Yonah Freemark provides a comprehensive explainer of the nuts and bolts of population analysis, applying that expertise to an examination of downtown population change.

2 minute read

July 12, 2016, 11:00 AM PDT

By James Brasuell @CasualBrasuell


Growth Chart

Shutterstock, Inc / Shutterstock

Yonah Freemark writes an in-depth explainer post about population changes around the United States. Before beginning with an analysis of downtown populations, Freemark describes in clear detail his methodology. The introductory passage thus has a lot to teach about the benefits and shortcomings of the tools available for demographic analysis, which have advantages and disadvantages at every level (i.e., region, county, city, tract/block/block group).

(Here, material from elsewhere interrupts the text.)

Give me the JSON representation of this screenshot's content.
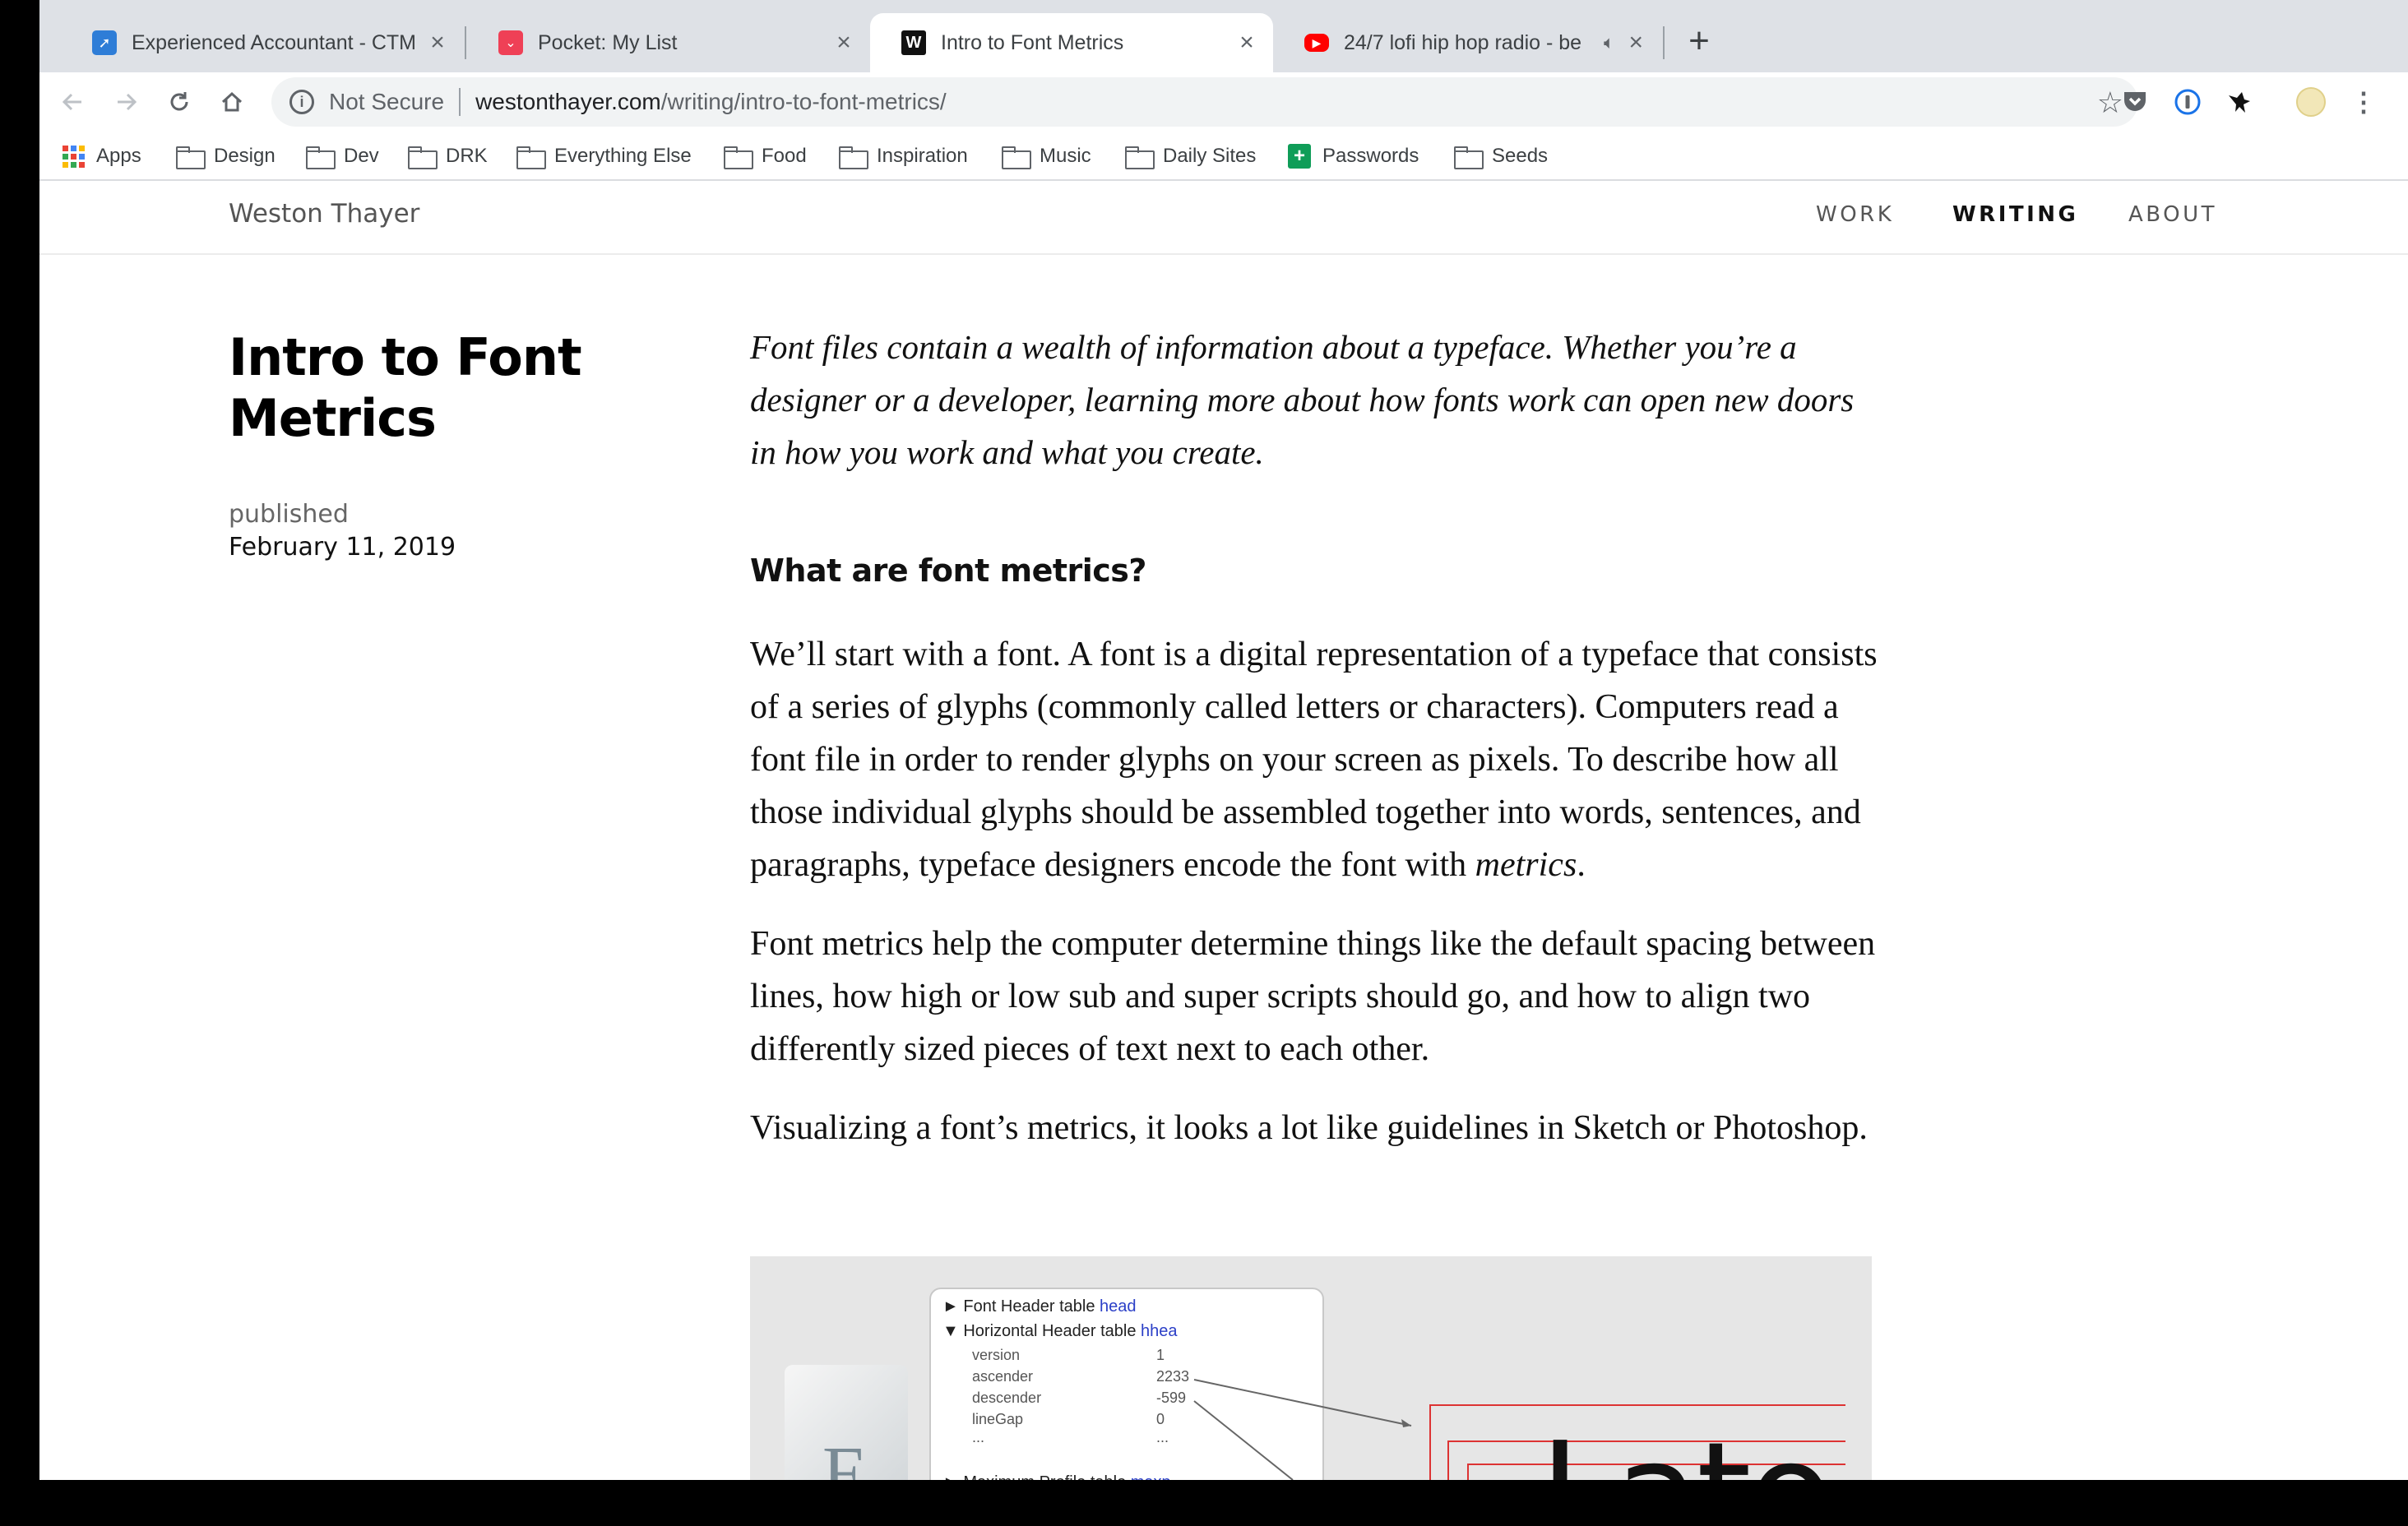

Then, Freemark "delves into the question of how to measure population growth in urban environments by examining frequently used measures of demographic change and comparing them to alternatives," because "the question of what cities are growing and what cities aren’t is at the core of some of the most pressing debates in today’s urban planning–so understanding how a place’s population change is occurring is essential."

The post digs into his analysis to produce findings about the downtown areas of cities like Los Angeles, Las Vegas, Houston, Indianapolis, and New York City, among others, and some general trends from cities around the country. On that latter count, this passage is just one of the many important revelations and explanations from the article:

The U.S. has gained more than 140 million people since 1960, and the growth of its largest cities has at least to some degree corresponded to that; the total population of the 100 largest cities in 1960 grew from 47.5 million then to 57.4 million in 2014. Yet this growth has come largely through annexation and not through infill development or construction downtown…

Though taking a different route to the conclusion, that claim also supports another recent article debunking the commonly cited statistic that half of humans live in "cities." Freemark's post is thus another productive move to reorient the discussion about city growth.